A fresh first look at the arXiv data

by Helena Mihaljević and Lucía Santamaría

Peer reviewed publications are undoubtedly the primary means of communicating the results of academic research. However the inconveniences of this typically lengthy and slow process have given rise to alternative forms of publication dissemination, such as preprint servers. Remarkably, physicists and mathematicians have successfully put this idea in practice for the past 25 years with the e-print repository at arxiv.org.

In some scientific communities it is standard procedure to upload a preprint to the arXiv before submitting to a peer-reviewed journal. This makes the arXiv collection a representative source for the publication landscape in those fields, and opens the possibility of running bibliometric analyses. With respect to gender effects, Emma Pierson’s blog post describes differences between women and men authors regarding various metrics, such as author order or collaboration practices. In a recent manuscript, Bonham and Stefan use the arXiv to show gender-related effects in the interdisciplinary field of computational/quantitative biology compared to biology and computer science, finding significant differences regarding the representation of women.
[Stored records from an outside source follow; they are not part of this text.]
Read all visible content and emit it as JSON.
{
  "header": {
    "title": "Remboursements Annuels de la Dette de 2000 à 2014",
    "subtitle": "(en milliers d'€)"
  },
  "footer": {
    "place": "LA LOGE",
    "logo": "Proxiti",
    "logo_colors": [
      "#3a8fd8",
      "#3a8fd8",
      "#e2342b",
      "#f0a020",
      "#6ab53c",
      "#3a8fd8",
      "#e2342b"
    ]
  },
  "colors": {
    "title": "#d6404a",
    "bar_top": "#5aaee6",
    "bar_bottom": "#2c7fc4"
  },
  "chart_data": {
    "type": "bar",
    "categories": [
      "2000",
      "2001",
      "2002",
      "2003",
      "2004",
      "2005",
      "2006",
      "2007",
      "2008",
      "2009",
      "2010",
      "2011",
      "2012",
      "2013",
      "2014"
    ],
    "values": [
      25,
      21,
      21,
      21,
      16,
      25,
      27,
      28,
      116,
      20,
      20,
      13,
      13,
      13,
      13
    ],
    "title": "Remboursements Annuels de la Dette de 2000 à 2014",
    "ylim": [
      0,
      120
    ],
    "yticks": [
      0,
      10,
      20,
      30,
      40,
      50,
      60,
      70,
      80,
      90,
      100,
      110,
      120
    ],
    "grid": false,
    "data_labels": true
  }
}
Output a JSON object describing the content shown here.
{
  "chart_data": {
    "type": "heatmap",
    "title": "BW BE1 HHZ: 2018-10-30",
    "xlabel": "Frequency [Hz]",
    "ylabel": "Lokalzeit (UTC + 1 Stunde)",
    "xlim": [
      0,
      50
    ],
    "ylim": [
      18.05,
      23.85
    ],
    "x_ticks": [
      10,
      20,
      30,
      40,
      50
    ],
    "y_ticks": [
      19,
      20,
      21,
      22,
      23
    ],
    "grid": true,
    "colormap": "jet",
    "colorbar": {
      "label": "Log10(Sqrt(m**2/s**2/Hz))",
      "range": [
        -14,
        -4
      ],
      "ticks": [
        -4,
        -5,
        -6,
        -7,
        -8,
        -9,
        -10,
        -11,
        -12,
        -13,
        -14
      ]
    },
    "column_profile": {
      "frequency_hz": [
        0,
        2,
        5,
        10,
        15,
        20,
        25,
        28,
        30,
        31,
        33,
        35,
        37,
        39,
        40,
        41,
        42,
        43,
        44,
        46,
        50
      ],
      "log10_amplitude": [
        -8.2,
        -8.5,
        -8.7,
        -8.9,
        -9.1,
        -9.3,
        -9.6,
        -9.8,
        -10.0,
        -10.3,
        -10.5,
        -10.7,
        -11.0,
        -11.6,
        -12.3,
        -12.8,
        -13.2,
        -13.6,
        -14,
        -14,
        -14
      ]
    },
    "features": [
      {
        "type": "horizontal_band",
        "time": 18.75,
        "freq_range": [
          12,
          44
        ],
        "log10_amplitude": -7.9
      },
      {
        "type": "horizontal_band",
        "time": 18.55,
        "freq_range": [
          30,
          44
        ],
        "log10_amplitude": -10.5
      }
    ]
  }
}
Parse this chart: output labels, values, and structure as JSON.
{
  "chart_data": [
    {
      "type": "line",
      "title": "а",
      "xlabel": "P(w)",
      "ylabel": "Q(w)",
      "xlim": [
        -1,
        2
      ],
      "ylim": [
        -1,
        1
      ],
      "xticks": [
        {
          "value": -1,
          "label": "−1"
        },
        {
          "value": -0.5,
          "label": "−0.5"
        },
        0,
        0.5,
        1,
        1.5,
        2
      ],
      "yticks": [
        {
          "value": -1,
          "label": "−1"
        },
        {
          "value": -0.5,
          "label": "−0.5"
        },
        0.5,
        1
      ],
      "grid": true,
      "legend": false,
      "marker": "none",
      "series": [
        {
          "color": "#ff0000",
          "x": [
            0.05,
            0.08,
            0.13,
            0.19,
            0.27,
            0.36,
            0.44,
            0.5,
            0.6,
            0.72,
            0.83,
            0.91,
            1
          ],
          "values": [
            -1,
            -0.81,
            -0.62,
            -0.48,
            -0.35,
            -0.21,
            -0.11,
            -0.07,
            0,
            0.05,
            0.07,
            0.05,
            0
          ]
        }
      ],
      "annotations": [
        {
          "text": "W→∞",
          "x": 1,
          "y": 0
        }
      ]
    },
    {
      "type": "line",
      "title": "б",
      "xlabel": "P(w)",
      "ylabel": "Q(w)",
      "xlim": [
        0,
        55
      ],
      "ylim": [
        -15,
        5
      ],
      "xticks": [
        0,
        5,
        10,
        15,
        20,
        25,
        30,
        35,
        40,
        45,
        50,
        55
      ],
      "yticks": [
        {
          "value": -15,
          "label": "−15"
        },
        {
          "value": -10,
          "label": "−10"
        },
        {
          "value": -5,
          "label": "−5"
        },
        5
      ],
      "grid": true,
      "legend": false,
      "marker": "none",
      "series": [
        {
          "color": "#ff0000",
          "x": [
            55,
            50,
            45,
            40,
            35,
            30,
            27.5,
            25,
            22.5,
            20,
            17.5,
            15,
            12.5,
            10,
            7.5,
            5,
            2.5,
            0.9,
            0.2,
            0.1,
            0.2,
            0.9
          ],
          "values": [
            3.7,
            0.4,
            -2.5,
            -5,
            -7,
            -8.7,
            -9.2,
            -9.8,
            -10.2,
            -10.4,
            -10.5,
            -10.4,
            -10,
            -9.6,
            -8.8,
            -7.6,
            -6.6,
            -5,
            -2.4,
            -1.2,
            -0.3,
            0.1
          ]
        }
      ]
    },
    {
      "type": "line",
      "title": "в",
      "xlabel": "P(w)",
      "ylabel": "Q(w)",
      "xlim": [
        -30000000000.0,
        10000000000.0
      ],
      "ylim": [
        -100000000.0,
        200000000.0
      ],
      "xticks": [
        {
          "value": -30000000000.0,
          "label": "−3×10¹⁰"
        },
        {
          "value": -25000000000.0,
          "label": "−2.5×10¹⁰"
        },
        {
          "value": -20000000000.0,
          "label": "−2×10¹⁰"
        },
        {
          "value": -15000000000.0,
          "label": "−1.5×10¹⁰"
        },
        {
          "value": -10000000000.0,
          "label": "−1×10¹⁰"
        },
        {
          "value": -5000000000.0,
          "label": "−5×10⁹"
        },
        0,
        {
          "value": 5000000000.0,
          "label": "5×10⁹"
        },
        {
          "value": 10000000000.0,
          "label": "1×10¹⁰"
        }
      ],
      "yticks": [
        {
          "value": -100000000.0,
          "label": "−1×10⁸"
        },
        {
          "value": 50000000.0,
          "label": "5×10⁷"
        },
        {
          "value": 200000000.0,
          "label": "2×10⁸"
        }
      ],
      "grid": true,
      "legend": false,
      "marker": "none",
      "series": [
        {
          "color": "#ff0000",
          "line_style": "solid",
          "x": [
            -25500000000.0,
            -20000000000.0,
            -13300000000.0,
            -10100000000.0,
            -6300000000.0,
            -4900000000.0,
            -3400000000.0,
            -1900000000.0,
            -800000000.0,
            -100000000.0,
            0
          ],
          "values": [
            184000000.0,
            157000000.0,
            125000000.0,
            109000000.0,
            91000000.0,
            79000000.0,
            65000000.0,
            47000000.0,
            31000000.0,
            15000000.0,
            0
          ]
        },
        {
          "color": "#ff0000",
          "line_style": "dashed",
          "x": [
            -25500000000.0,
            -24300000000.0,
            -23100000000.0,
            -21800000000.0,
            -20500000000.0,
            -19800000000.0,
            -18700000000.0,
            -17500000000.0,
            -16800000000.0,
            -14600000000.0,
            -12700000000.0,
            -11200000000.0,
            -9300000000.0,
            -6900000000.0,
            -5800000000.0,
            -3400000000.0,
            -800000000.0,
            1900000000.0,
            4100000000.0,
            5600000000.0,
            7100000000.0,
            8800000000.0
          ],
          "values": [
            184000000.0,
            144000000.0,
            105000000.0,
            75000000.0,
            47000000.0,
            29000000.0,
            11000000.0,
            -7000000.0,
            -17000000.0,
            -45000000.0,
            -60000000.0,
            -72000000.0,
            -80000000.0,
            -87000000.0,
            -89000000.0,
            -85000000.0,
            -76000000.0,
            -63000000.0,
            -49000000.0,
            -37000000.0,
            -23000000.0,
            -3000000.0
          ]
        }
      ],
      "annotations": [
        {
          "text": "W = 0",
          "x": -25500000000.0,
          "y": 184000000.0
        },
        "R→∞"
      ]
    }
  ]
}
By providing programmatic interfaces, the arXiv facilitates the implementation of this type of large-scale data analyses and the development of creative applications. For the data-backed study of publication patterns (task 2 in the project), we will utilize these APIs to study the effect of gender, especially in areas of physics. The results will complement and extend our previous study on gender and publication patterns in mathematics.

One of the cornerstones of our task is the detection of gender based on authors’ first names. We have already started harvesting data through the OAI-PMH interface and exploring the availability of such data. Fortunately, in many fields the majority of authors provide a full forename rather than an initial. As shown in the plot below, more than 70% of all authors in mathematics, computer science and subfields of theoretical physics use their full names, in contrast to experimental areas such as “high energy physics – experiment” (physics:hep-ex) or “nuclear experiment” (physics:nucl-ex) with less than 10%. This is not surprising considering the number of authors per article in such areas; a preprint with primary category “physics:hep-ex” has on average more than 36 authors1.


Another highly relevant piece of information for our analyses are the authors’ affiliations in connection with their publications. This data can contribute to the better understanding of the interplay of gender and regional aspects on scientists’ publication behaviour. However, it turns out that only a minority of authors provides their affiliation as metadata. As shown in the figure below, only 4 to 8% of all authorships are supplemented with this information, an exception being the field of astrophysics with approximately 12%. What will help here is to take a look at the full preprint texts: most of them shall contain affiliations, and their extraction would significantly improve the data basis required for a geo-faceted analysis. Luckily, most of the full-texts uploaded to the arXiv are accessible as PDF or TeX/LaTeX source files from which the additional information not contained in the arXiv metadata can be extracted.


In addition to their importance for a geo-faceted analysis of the gender effect, affiliations can strongly help with the task of author-name disambiguation. The ability to distinguish individual scientists allows for deeper analyses by considering the scientific record of individuals rather than the cumulative output of an entire gender. The arXiv does not provide custom author identifiers, and the available metadata does not contain any external ones such as ORCID IDs so far2. Thus the disambiguation of arXiv authors will pose a major challenge to our project that we aim to address using algorithmic approaches from Machine Learning and Natural Language Processing.

Stay tuned!

1. In our analysis we considered all manuscripts that have been updated since 2015.
2. ORCID IDs are currently used only in a minority of publications, and hence do not solve yet the problem of author disambiguation in academic publications.